When reading results from PostgreSQL, Npgsql first writes raw binary data from the network into an internal read buffer, and then parses that data as you call methods such as NpgsqlDataReader.GetString(). While this allows for efficient network reads, it's worth thinking about the size of this buffer, which is 8K by default. By default, Npgsql attempts to read each row into the buffer. If the entire row fits in 8K, you'll have optimal performance. However, if a row is bigger than 8K, Npgsql will allocate a temporary one-time buffer for the row, and discard it immediately afterwards; this can create very significant memory churn that will slow down your application (future versions may reuse these large buffers). To avoid this, if you know you're going to be reading 16k rows, you can specify Read Buffer Size=18000 in your connection string (leaving some margin for protocol overhead), this will ensure that the read buffer is reused and no extra allocation occur.

Another option is to pass CommandBehavior.SequentialAccess to NpgsqlCommand.ExecuteReader(). Sequential mode means that Npgsql will no longer read entire rows into its buffer, but will rather fill up the buffer as needed, read more data when it's empty. The same 8K read buffer will be used regardless of the row's total size, and Npgsql will take care of the details. However, when in sequential you must read the row's fields in the order in which you specified them; you cannot read the 2nd field and then go back to the 1st field, doing so will generate an exception. Similarly, you cannot read the same field twice - once you've read a field, it has been consumed.

For more information on CommandBehavior.SequentialAccess, see this page. If you decide to use this feature, be aware that it isn't used as often and may therefore contain bugs.

You can also control the socket's receive buffer size (not to be confused with Npgsql's internal buffer) by setting the Socket Receive Buffer Size connection string parameter.

Writing Large Values

Writing is somewhat similar - Npgsql has an internally write buffer (also 8K by default). When writing your query's SQL and parameters to PostgreSQL, Npgsql always writes "sequentially", that is, filling up the 8K buffer and flushing it when full. You can use Write Buffer Size to control the buffer's size.

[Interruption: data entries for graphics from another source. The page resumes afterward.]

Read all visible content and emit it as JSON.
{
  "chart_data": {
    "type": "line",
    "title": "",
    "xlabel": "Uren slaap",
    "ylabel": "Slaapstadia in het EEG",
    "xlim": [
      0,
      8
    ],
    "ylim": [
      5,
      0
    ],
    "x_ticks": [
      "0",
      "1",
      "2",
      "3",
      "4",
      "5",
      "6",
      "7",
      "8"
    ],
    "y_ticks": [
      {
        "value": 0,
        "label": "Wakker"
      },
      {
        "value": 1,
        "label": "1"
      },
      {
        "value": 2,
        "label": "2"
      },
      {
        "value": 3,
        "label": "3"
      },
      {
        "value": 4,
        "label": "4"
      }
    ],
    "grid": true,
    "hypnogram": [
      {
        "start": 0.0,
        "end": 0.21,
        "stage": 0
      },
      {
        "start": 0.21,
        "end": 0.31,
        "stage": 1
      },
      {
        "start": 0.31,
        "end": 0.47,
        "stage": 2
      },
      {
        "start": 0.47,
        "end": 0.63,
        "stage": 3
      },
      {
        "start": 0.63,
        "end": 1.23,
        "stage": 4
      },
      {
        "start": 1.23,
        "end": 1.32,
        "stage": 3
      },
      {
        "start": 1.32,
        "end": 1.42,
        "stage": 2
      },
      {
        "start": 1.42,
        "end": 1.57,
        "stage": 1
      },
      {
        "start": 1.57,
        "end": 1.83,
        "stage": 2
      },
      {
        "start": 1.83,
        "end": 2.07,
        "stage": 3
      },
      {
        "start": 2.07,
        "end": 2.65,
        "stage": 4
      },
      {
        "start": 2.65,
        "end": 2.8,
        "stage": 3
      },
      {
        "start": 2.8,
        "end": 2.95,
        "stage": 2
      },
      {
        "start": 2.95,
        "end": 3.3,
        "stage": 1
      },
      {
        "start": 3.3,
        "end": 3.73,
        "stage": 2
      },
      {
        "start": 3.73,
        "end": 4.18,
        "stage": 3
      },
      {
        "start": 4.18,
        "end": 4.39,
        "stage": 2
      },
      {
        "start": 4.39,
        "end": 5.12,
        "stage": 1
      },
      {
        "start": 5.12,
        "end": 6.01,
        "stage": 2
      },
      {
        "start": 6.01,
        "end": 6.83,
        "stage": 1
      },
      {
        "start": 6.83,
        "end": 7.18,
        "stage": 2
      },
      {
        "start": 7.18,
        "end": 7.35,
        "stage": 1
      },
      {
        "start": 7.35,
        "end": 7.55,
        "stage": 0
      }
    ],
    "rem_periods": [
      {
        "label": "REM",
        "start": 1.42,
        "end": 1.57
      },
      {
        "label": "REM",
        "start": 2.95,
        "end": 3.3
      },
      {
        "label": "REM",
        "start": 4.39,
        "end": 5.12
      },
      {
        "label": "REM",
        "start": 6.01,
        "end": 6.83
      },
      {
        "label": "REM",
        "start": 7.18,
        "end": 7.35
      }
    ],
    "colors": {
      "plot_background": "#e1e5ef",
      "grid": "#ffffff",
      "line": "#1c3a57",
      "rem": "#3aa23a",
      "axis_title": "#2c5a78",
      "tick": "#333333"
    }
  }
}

You can also control the socket's receive buffer size (not to be confused with Npgsql's internal buffer) by setting the Socket Receive Buffer Size connection string parameter.

Unix Domain Socket

If you're on Linux and are connecting to a PostgreSQL server on the same machine, you can boost performance a little by connecting via Unix domain socket rather than via a regular TCP/IP socket. To do this, simply specify the directory of your PostgreSQL sockets in the Host connection string parameter - if this parameter starts with a slash, it will be taken to mean a filesystem path.